In fact, if you compare the two functions, they only differ in one place: The predicate `isAlphaNum` is replaced by `isDigit`. This clearly calls for refactoring: We should make the predicate an argument to a more general (higher order) function. Let's call this function `span`:

``````import Data.Char
import Prelude hiding (span)
-- show
span :: (a -> Bool) -> [a] -> ([a], [a])
span pred str =
let -- define a helper function 'spanAcc'
spanAcc acc [] = (acc, [])
spanAcc acc (c : cs) | pred c =
let (acc', cs') = spanAcc acc cs
in (c:acc', cs')
| otherwise = (acc, c:cs)
in
spanAcc [] str

main = print \$ span isAlphaNum "R2D2 + C3Po"``````

`span` is so useful that it's included in the Prelude. We'll use it in the final version of the tokenizer, which follows.

## The Tokenizer

``````import Data.Char

data Operator = Plus | Minus | Times | Div
deriving (Show, Eq)

data Token = TokOp Operator
| TokIdent String
| TokNum Int
deriving (Show, Eq)

operator :: Char -> Operator
operator c | c == '+' = Plus
| c == '-' = Minus
| c == '*' = Times
| c == '/' = Div

tokenize :: String -> [Token]
tokenize [] = []
tokenize (c : cs)
| elem c "+-*/" = TokOp (operator c) : tokenize cs
| isDigit c = number c cs
| isAlpha c = identifier c cs
| isSpace c = tokenize cs
| otherwise = error \$ "Cannot tokenize " ++ [c]

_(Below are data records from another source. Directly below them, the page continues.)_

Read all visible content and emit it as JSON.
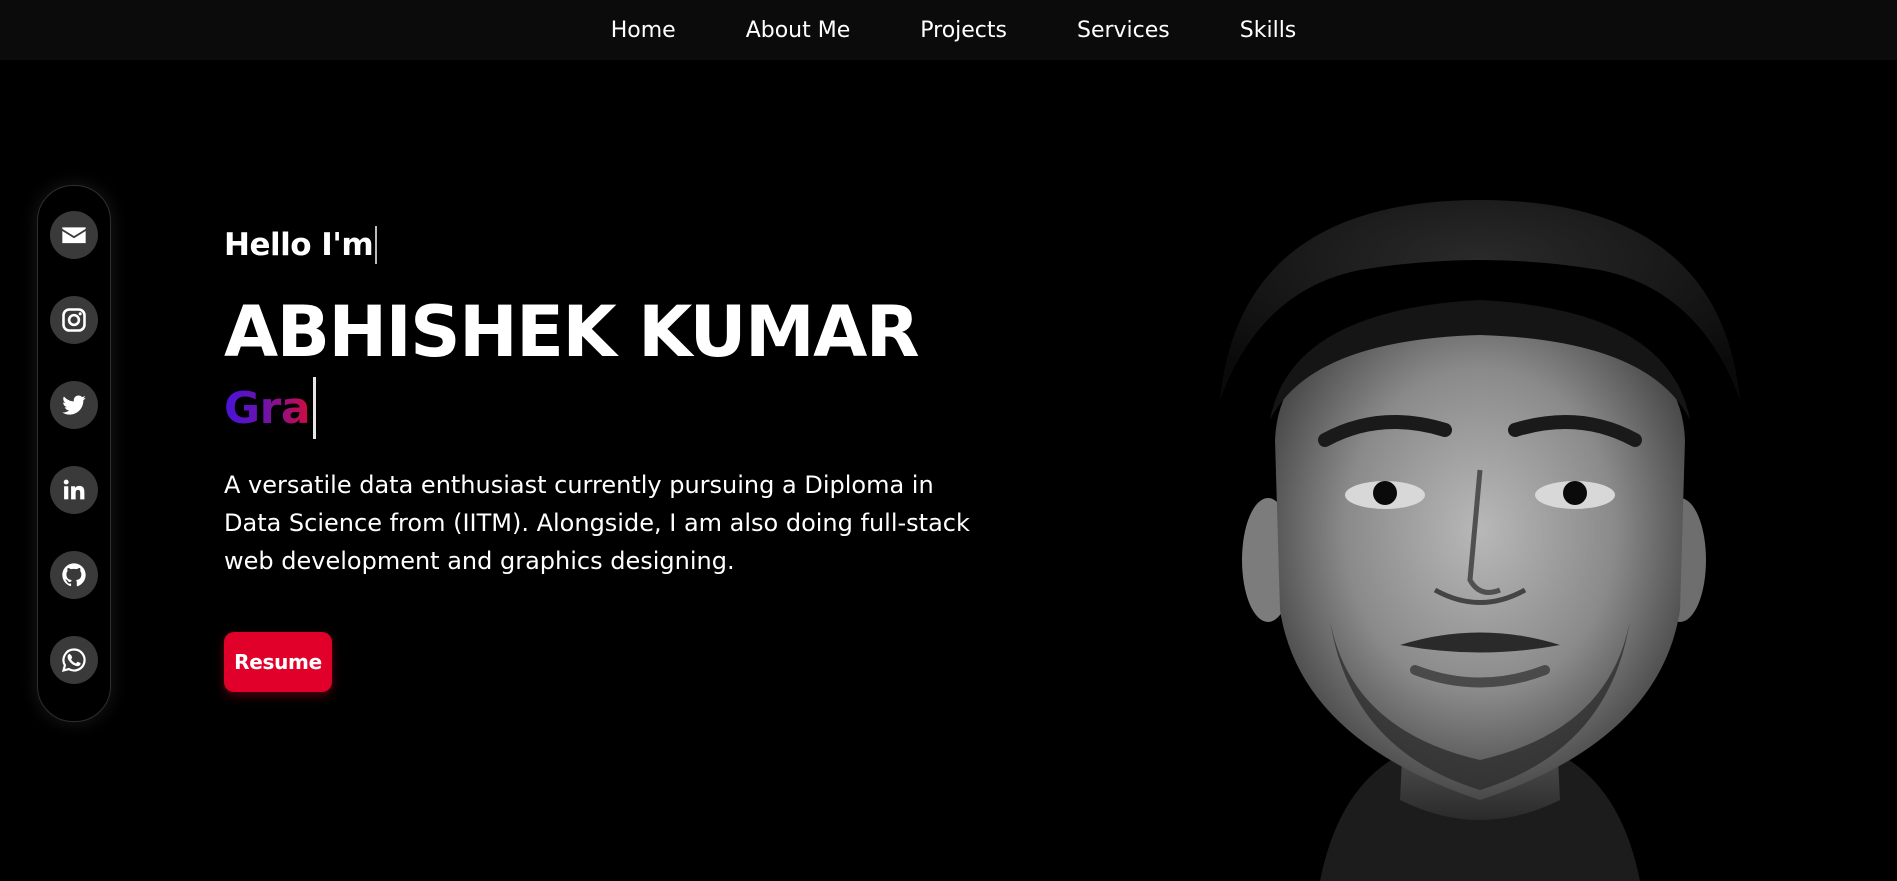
{
  "nav": {
    "items": [
      {
        "label": "Home"
      },
      {
        "label": "About Me"
      },
      {
        "label": "Projects"
      },
      {
        "label": "Services"
      },
      {
        "label": "Skills"
      }
    ]
  },
  "social": {
    "items": [
      {
        "icon": "envelope-icon"
      },
      {
        "icon": "instagram-icon"
      },
      {
        "icon": "twitter-icon"
      },
      {
        "icon": "linkedin-icon"
      },
      {
        "icon": "github-icon"
      },
      {
        "icon": "whatsapp-icon"
      }
    ]
  },
  "hero": {
    "greeting": "Hello I'm",
    "name": "ABHISHEK KUMAR",
    "typed_text": "Gra",
    "description": "A versatile data enthusiast currently pursuing a Diploma in Data Science from (IITM). Alongside, I am also doing full-stack web development and graphics designing.",
    "resume_label": "Resume"
  },
  "colors": {
    "background": "#000000",
    "navbar": "#0b0b0b",
    "accent": "#e0002a",
    "gradient_start": "#4a13d8",
    "gradient_end": "#d10c3c",
    "icon_bg": "#3a3a3a"
  }
}
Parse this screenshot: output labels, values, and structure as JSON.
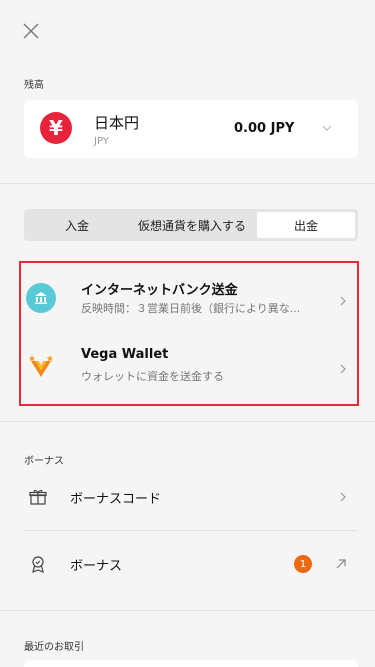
{
  "header": {
    "close_icon": "close-icon"
  },
  "balance": {
    "section_label": "残高",
    "currency_name": "日本円",
    "currency_code": "JPY",
    "currency_symbol": "¥",
    "amount": "0.00 JPY",
    "symbol_color": "#e8243c"
  },
  "tabs": [
    {
      "label": "入金",
      "active": false
    },
    {
      "label": "仮想通貨を購入する",
      "active": false
    },
    {
      "label": "出金",
      "active": true
    }
  ],
  "methods": [
    {
      "title": "インターネットバンク送金",
      "subtitle": "反映時間：３営業日前後（銀行により異な...",
      "icon": "bank-icon"
    },
    {
      "title": "Vega Wallet",
      "subtitle": "ウォレットに資金を送金する",
      "icon": "vega-wallet-icon"
    }
  ],
  "bonus": {
    "section_label": "ボーナス",
    "items": [
      {
        "label": "ボーナスコード",
        "icon": "gift-icon"
      },
      {
        "label": "ボーナス",
        "icon": "medal-icon",
        "badge": "1"
      }
    ]
  },
  "recent": {
    "section_label": "最近のお取引"
  },
  "colors": {
    "highlight": "#e8293a",
    "accent": "#ee6a12",
    "bank": "#59c9d8"
  }
}
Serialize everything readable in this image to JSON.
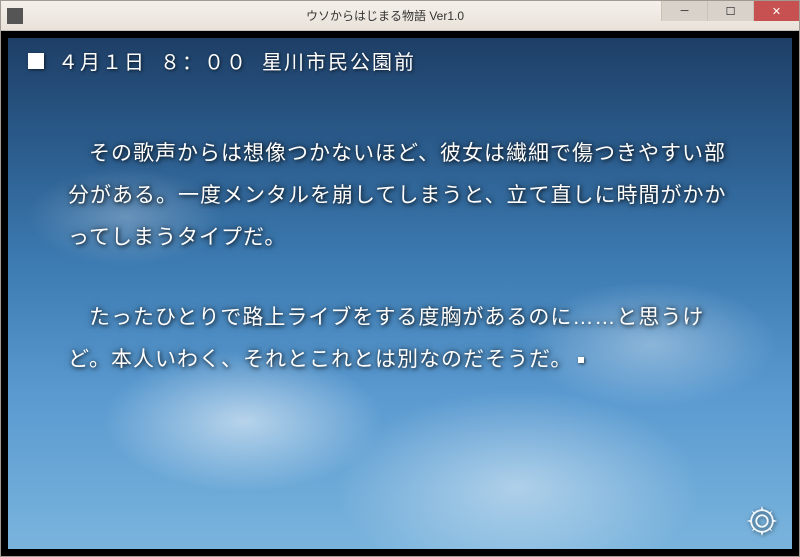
{
  "window": {
    "title": "ウソからはじまる物語  Ver1.0"
  },
  "status": {
    "date": "４月１日",
    "time": "８：００",
    "location": "星川市民公園前"
  },
  "narrative": {
    "p1": "その歌声からは想像つかないほど、彼女は繊細で傷つきやすい部分がある。一度メンタルを崩してしまうと、立て直しに時間がかかってしまうタイプだ。",
    "p2": "たったひとりで路上ライブをする度胸があるのに……と思うけど。本人いわく、それとこれとは別なのだそうだ。"
  },
  "icons": {
    "gear": "settings-gear",
    "app": "app-icon"
  }
}
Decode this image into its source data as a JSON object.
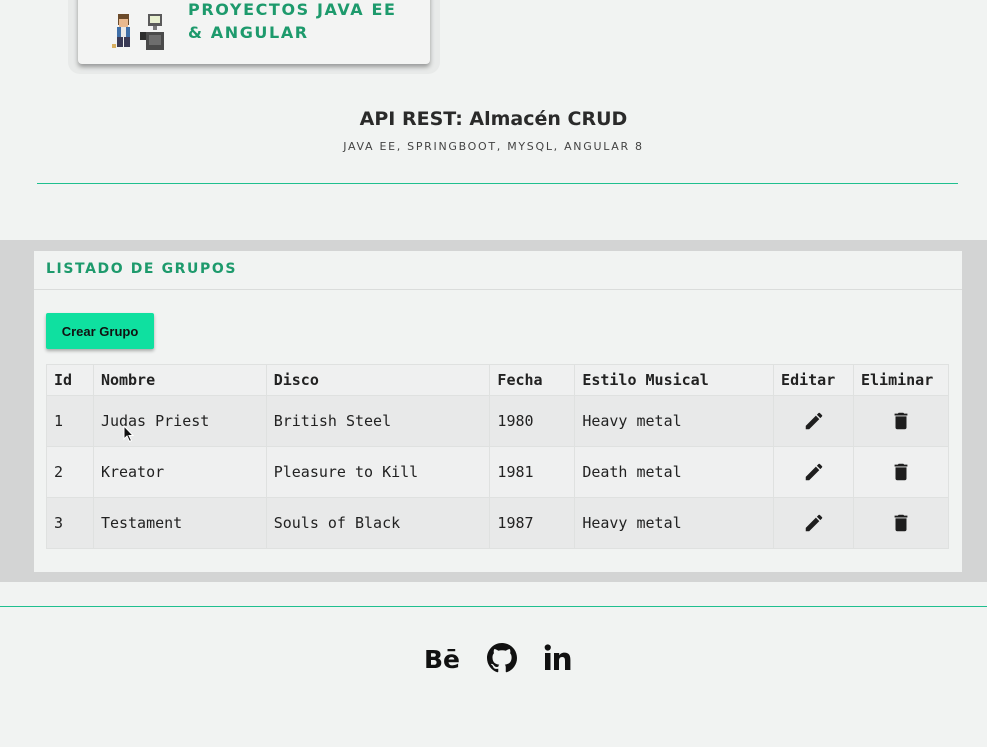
{
  "hero": {
    "title": "PROYECTOS JAVA EE & ANGULAR",
    "illustration": "developer-with-computer-illustration"
  },
  "header": {
    "title": "API REST: Almacén CRUD",
    "subtitle": "JAVA EE, SPRINGBOOT, MYSQL, ANGULAR 8"
  },
  "panel": {
    "title": "LISTADO DE GRUPOS",
    "create_button": "Crear Grupo"
  },
  "table": {
    "columns": [
      "Id",
      "Nombre",
      "Disco",
      "Fecha",
      "Estilo Musical",
      "Editar",
      "Eliminar"
    ],
    "rows": [
      {
        "id": "1",
        "nombre": "Judas Priest",
        "disco": "British Steel",
        "fecha": "1980",
        "estilo": "Heavy metal"
      },
      {
        "id": "2",
        "nombre": "Kreator",
        "disco": "Pleasure to Kill",
        "fecha": "1981",
        "estilo": "Death metal"
      },
      {
        "id": "3",
        "nombre": "Testament",
        "disco": "Souls of Black",
        "fecha": "1987",
        "estilo": "Heavy metal"
      }
    ],
    "edit_icon": "pencil-icon",
    "delete_icon": "trash-icon"
  },
  "footer": {
    "social_icons": [
      "behance-icon",
      "github-icon",
      "linkedin-icon"
    ]
  },
  "colors": {
    "accent": "#1d9a6c",
    "button": "#0fe0a0",
    "divider": "#1fbf8f",
    "band": "#d3d4d4",
    "background": "#f1f3f2"
  }
}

identifier c cs = let (str, cs') = span isAlphaNum cs in
TokIdent (c:str) : tokenize cs'

number c cs =
let (digs, cs') = span isDigit cs in
TokNum (read (c : digs)) : tokenize cs'

main = do
print \$ tokenize "12 + 24 / x1"``````

In the next installment we are going to implement the parser. We'll be using the results of the simple exercise below, so try to work on it, or just peek at the solution.

Ex 7. Extend the tokenizer above to recognize more tokens: `LParen` and `RParen` corresponding to `(` and `)`; as well as `TokAssign` for `=`.